Question about cross-validation
ZiyuLin-DASHi opened this issue · 8 comments
Dear Dr. Azevedo,
Thanks for your sharing of your codes, they are of great help!
It was wrriten in the paper that 25 random runs were launched for each test set. This was the outter 5-fold cross-validation, and test set was kept the same in a group of 25 random runs by setting a hyperparameter.
Howerver, I found in the code that validation set would be gone through only once in a run (as in fig1 from main_loop.py). In my opinion, it meant that not only test set was kept the same in 25 random runs, but also validation set.
In the wandb sweep logs, I noticed that the second number (which indicating validation set) of each ouput of an epoch was the same number which was "1" (as in fig2). This supported my opinon above.
I am wondering if I miss something important so I misunderstood your code and paper. Maybe the k-fold validation generator will shuffle the data so that each validation set would be random in each run.
I am looking forward to your reply.
Thanks in advance.
In short, for a given test set, the validation set will keep the same. Is that true?
Hi! Thanks for the interest in our work.
If I understood your question well, yes, you are right: for each test set, there's only one train set and one validation set.
It is still truth that we have an outer 5-fold cross-validation - we have 5 independent (ie, mutually exclusive) test sets in each run. The test set is maintained to evaluate the final performance after training. For training (for each independent test set), rather than doing another (inner) cross validation, we decided to go only with a single train/validation sets, due to computational limits. The 25 runs correspond to 25 different sets of hyperparameters, trained on the train set, and evaluated on the validation set. The final model to be evaluated on the test set is the one trained with the hyperparameters that give us the best performance in the validation set.
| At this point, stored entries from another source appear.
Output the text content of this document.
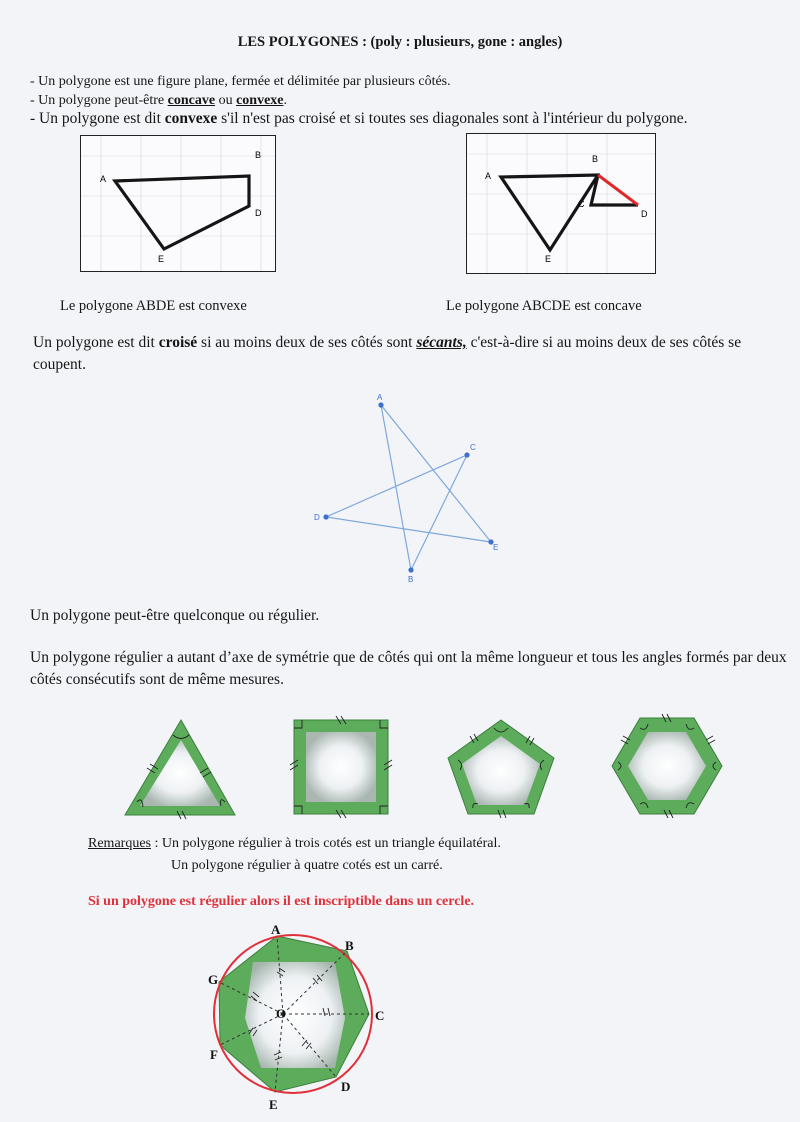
LES POLYGONES : (poly : plusieurs, gone : angles)
- Un polygone est une figure plane, fermée et délimitée par plusieurs côtés.
- Un polygone peut-être concave ou convexe.
- Un polygone est dit convexe s'il n'est pas croisé et si toutes ses diagonales sont à l'intérieur du polygone.
A
B
D
E
Le polygone ABDE est convexe
A
B
C
D
E
Le polygone ABCDE est concave
Un polygone est dit croisé si au moins deux de ses côtés sont sécants, c'est-à-dire si au moins deux de ses côtés se coupent.
A
B
C
D
E
Un polygone peut-être quelconque ou régulier.
Un polygone régulier a autant d’axe de symétrie que de côtés qui ont la même longueur et tous les angles formés par deux côtés consécutifs sont de même mesures.
Remarques : Un polygone régulier à trois cotés est un triangle équilatéral.
Un polygone régulier à quatre cotés est un carré.
Si un polygone est régulier alors il est inscriptible dans un cercle.
A
B
C
D
E
F
G
O
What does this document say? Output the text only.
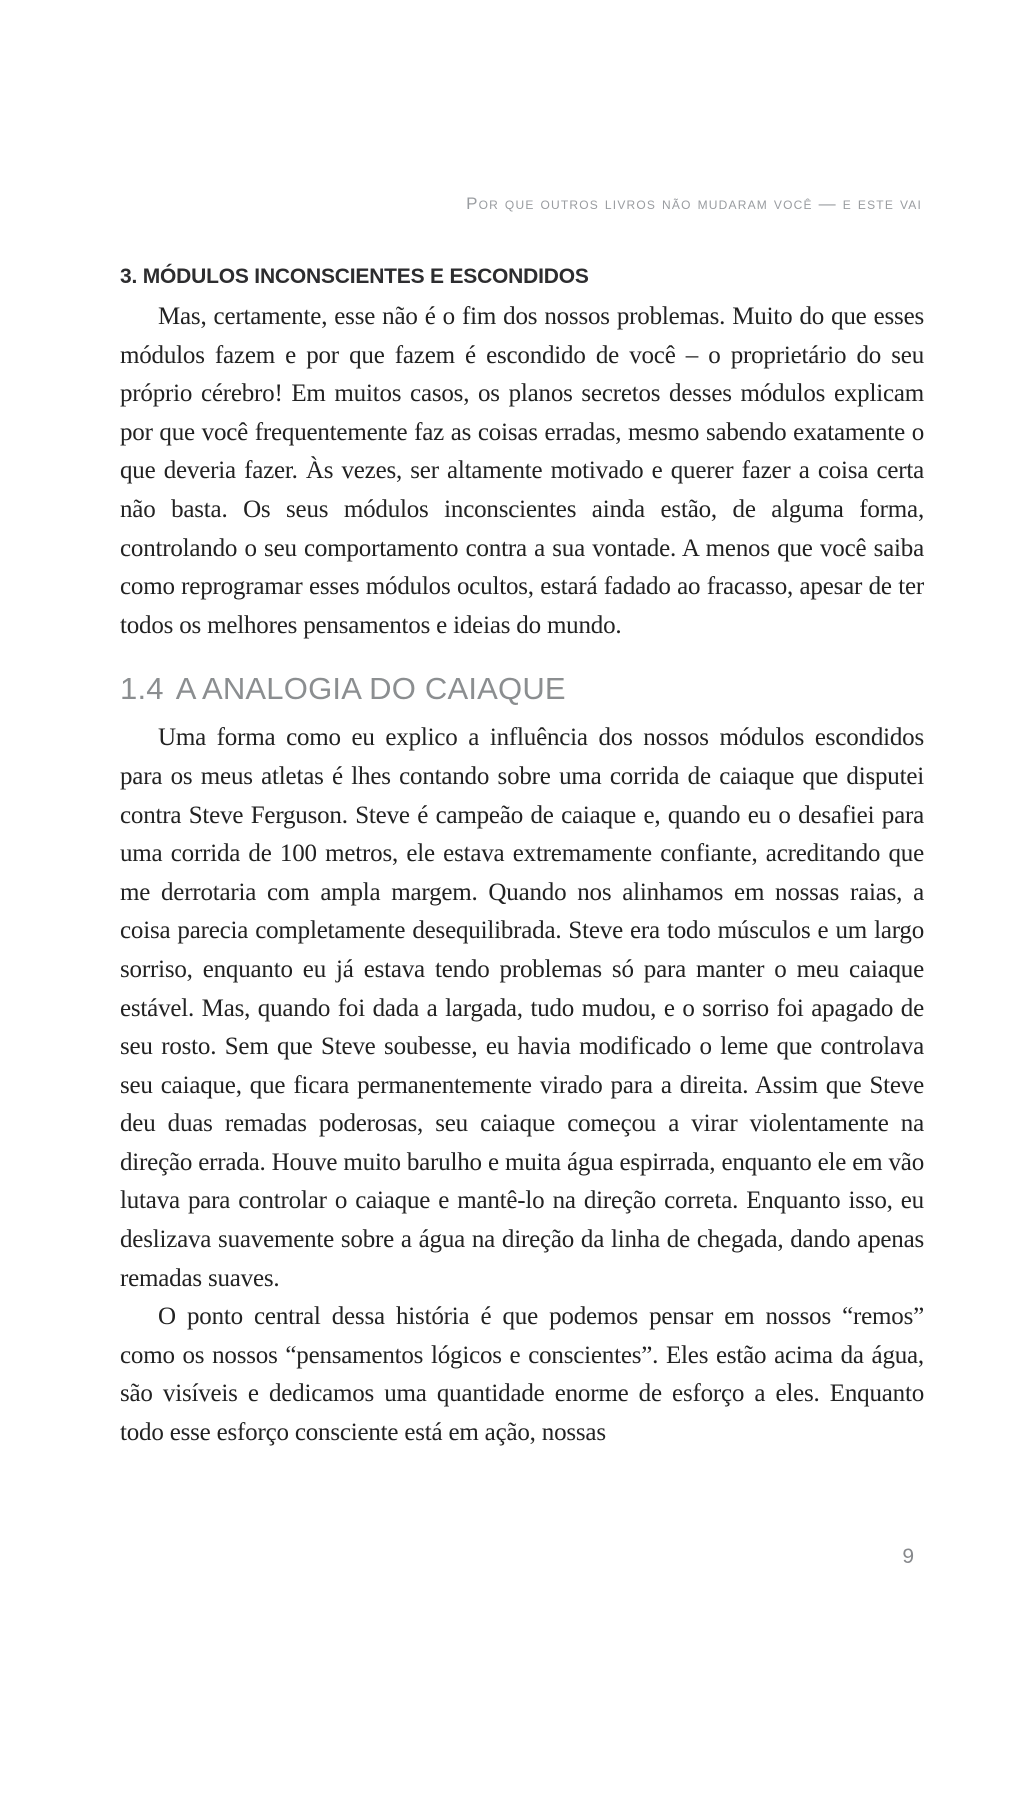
Por que outros livros não mudaram você — e este vai
3. MÓDULOS INCONSCIENTES E ESCONDIDOS

Mas, certamente, esse não é o fim dos nossos problemas. Muito do que esses módulos fazem e por que fazem é escondido de você – o proprietário do seu próprio cérebro! Em muitos casos, os planos secretos desses módulos explicam por que você frequentemente faz as coisas erradas, mesmo sabendo exatamente o que deveria fazer. Às vezes, ser altamente motivado e querer fazer a coisa certa não basta. Os seus módulos inconscientes ainda estão, de alguma forma, controlando o seu comportamento contra a sua vontade. A menos que você saiba como reprogramar esses módulos ocultos, estará fadado ao fracasso, apesar de ter todos os melhores pensamentos e ideias do mundo.

1.4 A ANALOGIA DO CAIAQUE

Uma forma como eu explico a influência dos nossos módulos escondidos para os meus atletas é lhes contando sobre uma corrida de caiaque que disputei contra Steve Ferguson. Steve é campeão de caiaque e, quando eu o desafiei para uma corrida de 100 metros, ele estava extremamente confiante, acreditando que me derrotaria com ampla margem. Quando nos alinhamos em nossas raias, a coisa parecia completamente desequilibrada. Steve era todo músculos e um largo sorriso, enquanto eu já estava tendo problemas só para manter o meu caiaque estável. Mas, quando foi dada a largada, tudo mudou, e o sorriso foi apagado de seu rosto. Sem que Steve soubesse, eu havia modificado o leme que controlava seu caiaque, que ficara permanentemente virado para a direita. Assim que Steve deu duas remadas poderosas, seu caiaque começou a virar violentamente na direção errada. Houve muito barulho e muita água espirrada, enquanto ele em vão lutava para controlar o caiaque e mantê-lo na direção correta. Enquanto isso, eu deslizava suavemente sobre a água na direção da linha de chegada, dando apenas remadas suaves.

O ponto central dessa história é que podemos pensar em nossos “remos” como os nossos “pensamentos lógicos e conscientes”. Eles estão acima da água, são visíveis e dedicamos uma quantidade enorme de esforço a eles. Enquanto todo esse esforço consciente está em ação, nossas

9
With regards to your second image, in which there's always the same number "1" to represent the inner fold, I admit it might be misleading; however, I just left it there in case me (or another person wanting to use the code) wanted to use a nested cross validation in the future, and thus have more than just one train/validation split for each test set.
I hope this makes sense, but please do let me know in case you need any other clarification.
Thanks so much for your clear and concise explanation. I truly appreciate your ability to articulate complex information so clearly.
Dear Dr. Azevedo,
Sorry to interrupt you again.
It was written in the paper that you stacked 3 Graph Network (GN) blocks.
However, in code of "Class PNANodeModel" from "model.py", I found that actually you stacked node model 3 times instead of meta layer 3 times.
I am wondering if I misunderstood your code or paper. If not, I am curious why you applied edge model only once and node model 3 times instead of edge model and node model 3 times
Thanks for your time reading my comments. Looking forward to your reply.
Hi! Thanks for your question, I'm happy to try to help.
I don't see where I stacked the node model 3 times though. In the class PNANodeModel
, line 212, you can see that the number of layers I stack depends on the variable run_cfg['nodemodel_layers']
.
Maybe you are referring to a specific configuration .yaml file? If that's the case, can you point me to the specific one you are talking about?
Thanks!
Thanks for your answer very much. Let me try to express my question again.
Variable run_cfg['nodemodel_layers']
is what i am referring to. In the class PNANodeModel
, line 212 , you stack PNAConv 3 times which formed the node_model
(line 328) of meta_layer
(line 325) in class SpatioTemporalModel
.
That means in meta_layer
(line 325), the node_model
is stacked 3 times inside, but the edge_model
is not stacked.
In my point of view, 3 GN block equals to 3 MetaLayer
, equals to 3 edge_model
-node_model
combinations. However, In the code, meta_layer
acutally equals to 1 edge_model
plus 3 node_model
.
Thanks for your time reading my questions.
Ok, I understand your question better now and I believe you are right. In the paper I made the following statement: "We stack 3 GN blocks, after each of which we apply an 1D batch normalisation over the node’s features and a ReLU activation". This is only true for when the GN Block is only composed by the node model; however, as you said, for the cases where I combine both the node and edge models (N+E), the paper's sentence is indeed technically incorrect because I stack the node model 3 times, and the edge model only once.
I apologise for this mistake in the paper's description. The variable name in the code is self explanatory as it says nodemodel_layers
, meaning the layers of the node model, not of the GN Block. Still, somehow this got written in the paper as "GN Blocks" and I didn't noticed the mistake.
Thanks for spotting this mistake in the paper's description, and I'm sorry in case this brought too much confusion to your analysis and wasted time debugging.
Thanks for your answear very much! Your explanation is very important to me!